Thursday, August 20, 2009

Python 3.1 File I/O open() Is No Longer Binary Mode By Default

After long holiday on my wedding preparation, D day and honeymoon, I returned back in shape.

Some things happened during the off days, such as the acquisition of SpringSource by VMWare, Inc.

I try to run my piece of XML parsing code like this in Python 3.1:

[sourcecode lang="python"]
import xml.parsers.expat
import sys
import os.path

filename = "companies.xml"
parser = xml.parsers.expat.ParserCreate()
f = open(filename, "r")
parser.ParseFile(f)
f.close()
[/sourcecode]

The code above throws an error like this:

[sourcecode lang="shell"]
TypeError: read() did not return a bytes object (type=str)
[/sourcecode]

This source code works in Python 2.6, but failed when running on Python 3.1.

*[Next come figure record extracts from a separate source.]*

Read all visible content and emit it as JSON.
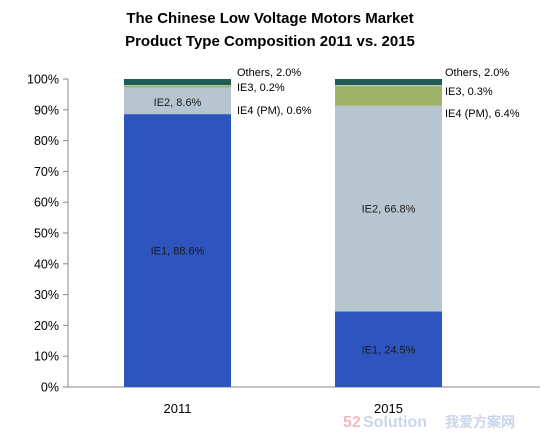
{
  "chart_data": {
    "type": "bar",
    "stacked": true,
    "title": "The Chinese Low Voltage Motors Market",
    "subtitle": "Product Type Composition 2011 vs. 2015",
    "categories": [
      "2011",
      "2015"
    ],
    "yticks": [
      "0%",
      "10%",
      "20%",
      "30%",
      "40%",
      "50%",
      "60%",
      "70%",
      "80%",
      "90%",
      "100%"
    ],
    "ylim": [
      0,
      100
    ],
    "series": [
      {
        "name": "IE1",
        "color": "#2e55bd",
        "values": [
          88.6,
          24.5
        ],
        "labels": [
          "IE1, 88.6%",
          "IE1, 24.5%"
        ]
      },
      {
        "name": "IE2",
        "color": "#b6c5cf",
        "values": [
          8.6,
          66.8
        ],
        "labels": [
          "IE2, 8.6%",
          "IE2, 66.8%"
        ]
      },
      {
        "name": "IE4 (PM)",
        "color": "#a0b16a",
        "values": [
          0.6,
          6.4
        ],
        "labels": [
          "IE4 (PM), 0.6%",
          "IE4 (PM), 6.4%"
        ]
      },
      {
        "name": "IE3",
        "color": "#cfd9a9",
        "values": [
          0.2,
          0.3
        ],
        "labels": [
          "IE3, 0.2%",
          "IE3, 0.3%"
        ]
      },
      {
        "name": "Others",
        "color": "#1e5c59",
        "values": [
          2.0,
          2.0
        ],
        "labels": [
          "Others, 2.0%",
          "Others, 2.0%"
        ]
      }
    ]
  },
  "watermark": {
    "num": "52",
    "word": "Solution",
    "cjk": "我爱方案网"
  }
}
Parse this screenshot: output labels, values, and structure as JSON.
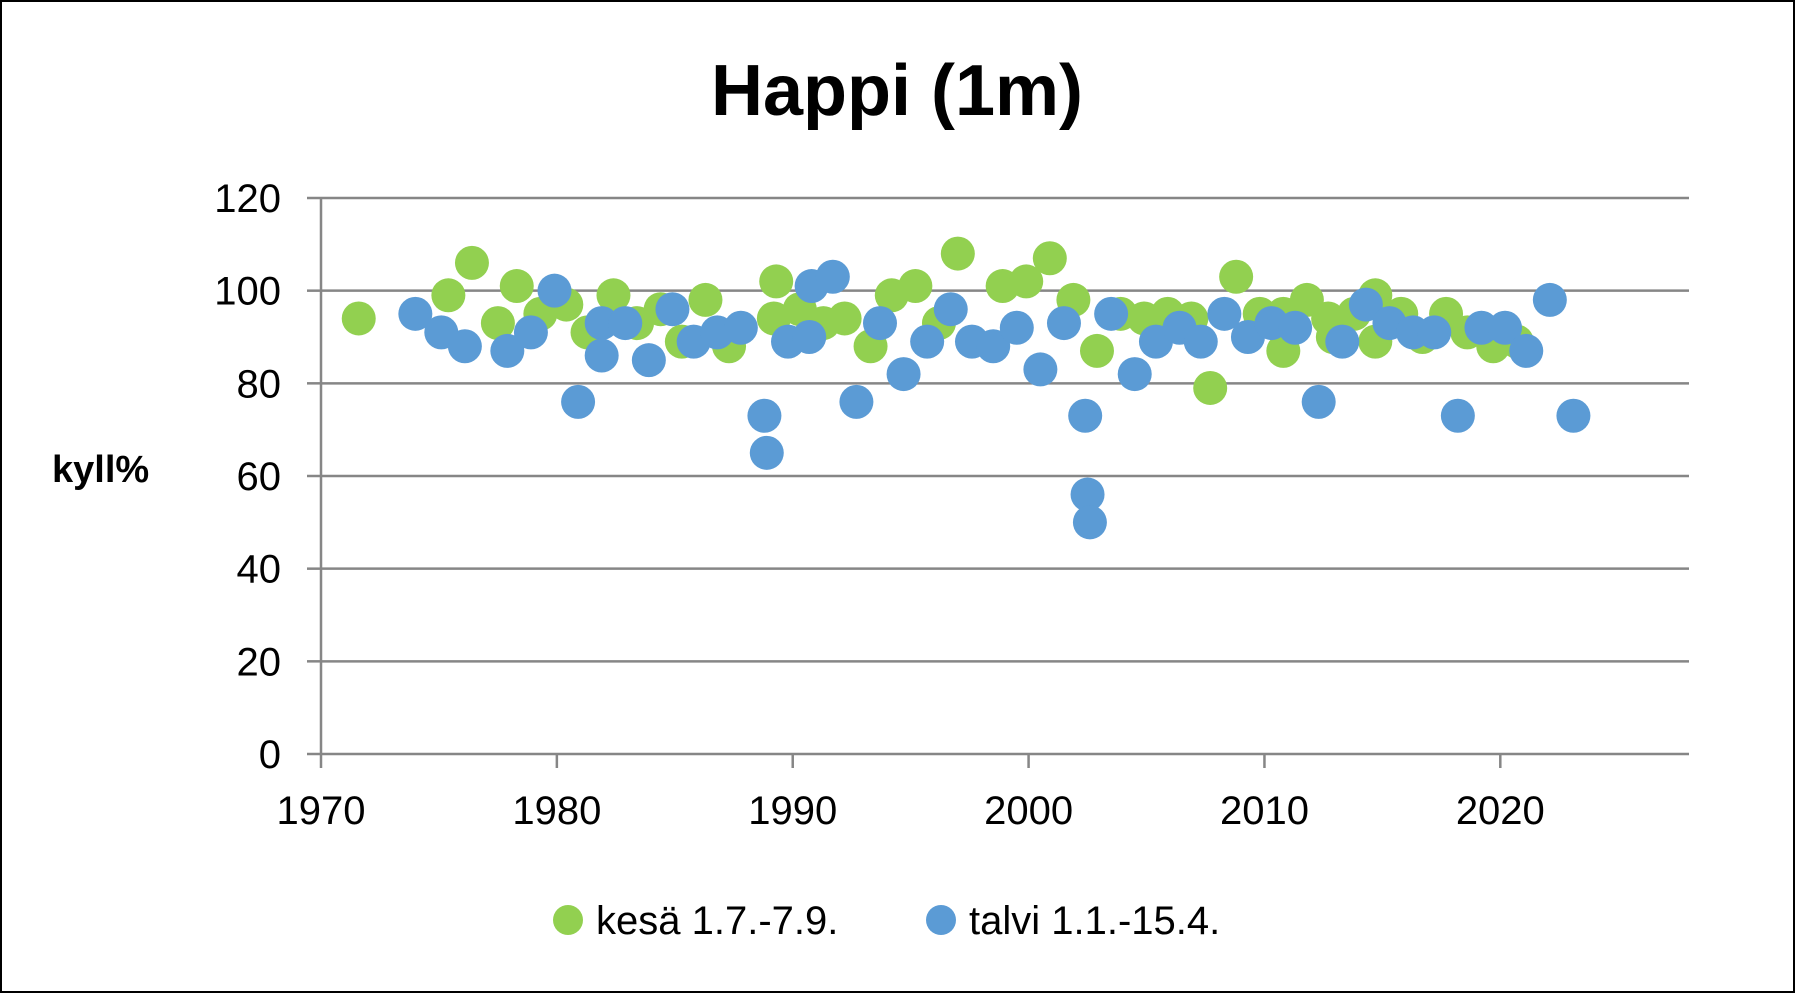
{
  "chart_data": {
    "type": "scatter",
    "title": "Happi (1m)",
    "xlabel": "",
    "ylabel": "kyll%",
    "xlim": [
      1970,
      2028
    ],
    "ylim": [
      0,
      120
    ],
    "x_ticks": [
      1970,
      1980,
      1990,
      2000,
      2010,
      2020
    ],
    "y_ticks": [
      0,
      20,
      40,
      60,
      80,
      100,
      120
    ],
    "grid": "horizontal",
    "legend": "bottom",
    "series": [
      {
        "name": "kesä 1.7.-7.9.",
        "color": "#92D050",
        "points": [
          [
            1971.6,
            94
          ],
          [
            1975.4,
            99
          ],
          [
            1976.4,
            106
          ],
          [
            1977.5,
            93
          ],
          [
            1978.3,
            101
          ],
          [
            1979.3,
            95
          ],
          [
            1980.4,
            97
          ],
          [
            1981.3,
            91
          ],
          [
            1982.4,
            99
          ],
          [
            1983.4,
            93
          ],
          [
            1984.4,
            96
          ],
          [
            1985.3,
            89
          ],
          [
            1986.3,
            98
          ],
          [
            1987.3,
            88
          ],
          [
            1989.2,
            94
          ],
          [
            1989.3,
            102
          ],
          [
            1990.3,
            96
          ],
          [
            1991.3,
            93
          ],
          [
            1992.2,
            94
          ],
          [
            1993.3,
            88
          ],
          [
            1994.2,
            99
          ],
          [
            1995.2,
            101
          ],
          [
            1996.2,
            93
          ],
          [
            1997.0,
            108
          ],
          [
            1998.9,
            101
          ],
          [
            1999.9,
            102
          ],
          [
            2000.9,
            107
          ],
          [
            2001.9,
            98
          ],
          [
            2002.9,
            87
          ],
          [
            2003.9,
            95
          ],
          [
            2004.9,
            94
          ],
          [
            2005.9,
            95
          ],
          [
            2006.9,
            94
          ],
          [
            2007.7,
            79
          ],
          [
            2008.8,
            103
          ],
          [
            2009.8,
            95
          ],
          [
            2010.8,
            95
          ],
          [
            2010.8,
            87
          ],
          [
            2011.8,
            98
          ],
          [
            2012.7,
            94
          ],
          [
            2012.9,
            90
          ],
          [
            2013.8,
            95
          ],
          [
            2014.7,
            99
          ],
          [
            2014.7,
            89
          ],
          [
            2015.8,
            95
          ],
          [
            2016.7,
            90
          ],
          [
            2017.7,
            95
          ],
          [
            2018.6,
            91
          ],
          [
            2019.7,
            88
          ],
          [
            2020.7,
            89
          ]
        ]
      },
      {
        "name": "talvi 1.1.-15.4.",
        "color": "#5B9BD5",
        "points": [
          [
            1974.0,
            95
          ],
          [
            1975.1,
            91
          ],
          [
            1976.1,
            88
          ],
          [
            1977.9,
            87
          ],
          [
            1978.9,
            91
          ],
          [
            1979.9,
            100
          ],
          [
            1980.9,
            76
          ],
          [
            1981.9,
            93
          ],
          [
            1981.9,
            86
          ],
          [
            1982.9,
            93
          ],
          [
            1983.9,
            85
          ],
          [
            1984.9,
            96
          ],
          [
            1985.8,
            89
          ],
          [
            1986.8,
            91
          ],
          [
            1987.8,
            92
          ],
          [
            1988.8,
            73
          ],
          [
            1988.9,
            65
          ],
          [
            1989.8,
            89
          ],
          [
            1990.7,
            90
          ],
          [
            1990.8,
            101
          ],
          [
            1991.7,
            103
          ],
          [
            1992.7,
            76
          ],
          [
            1993.7,
            93
          ],
          [
            1994.7,
            82
          ],
          [
            1995.7,
            89
          ],
          [
            1996.7,
            96
          ],
          [
            1997.6,
            89
          ],
          [
            1998.5,
            88
          ],
          [
            1999.5,
            92
          ],
          [
            2000.5,
            83
          ],
          [
            2001.5,
            93
          ],
          [
            2002.4,
            73
          ],
          [
            2002.5,
            56
          ],
          [
            2002.6,
            50
          ],
          [
            2003.5,
            95
          ],
          [
            2004.5,
            82
          ],
          [
            2005.4,
            89
          ],
          [
            2006.4,
            92
          ],
          [
            2007.3,
            89
          ],
          [
            2008.3,
            95
          ],
          [
            2009.3,
            90
          ],
          [
            2010.3,
            93
          ],
          [
            2011.3,
            92
          ],
          [
            2012.3,
            76
          ],
          [
            2013.3,
            89
          ],
          [
            2014.3,
            97
          ],
          [
            2015.3,
            93
          ],
          [
            2016.3,
            91
          ],
          [
            2017.2,
            91
          ],
          [
            2018.2,
            73
          ],
          [
            2019.2,
            92
          ],
          [
            2020.2,
            92
          ],
          [
            2021.1,
            87
          ],
          [
            2022.1,
            98
          ],
          [
            2023.1,
            73
          ]
        ]
      }
    ]
  }
}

After comparing the manual for the built-in open() function between those 2 versions (2.6 and 3.x versions), I found out that there is a new feature in Python 3.x which is not backward compatibility (unlike transitions between 2.x versions, the transition from 2.x to 3.x may break the backward compatibility).

Python 3.x added the "t" for text, "b" for binary, "+" for updating (read/write) and "U" modifier to the open file mode.

It turns out to be that Python 3.1 no more handles file open as binary by default.Now the text ("t") mode become default for Python 3.1 meanwhile Python 2.6 assume all file access are binary accesses. Python 3.x has implemented modes of more similarity to its C stdio library counterpart than its previous 2.6 version.

Since Python 3.x added additional parameter to the open() function, we must now specify "b" to make it binary access, so that the read() method will return bytes, otherwise it will return str.

[sourcecode lang="python"]
import xml.parsers.expat
import sys
import os.path

xmlFilename = "companies.xml"
p = xml.parsers.expat.ParserCreate()
f = open(xmlFilename, "rb")
p.ParseFile(f)
f.close()
[/sourcecode]

Now the ParseFile() method get what it asks for, a file handler with read() method that return bytes instead of str.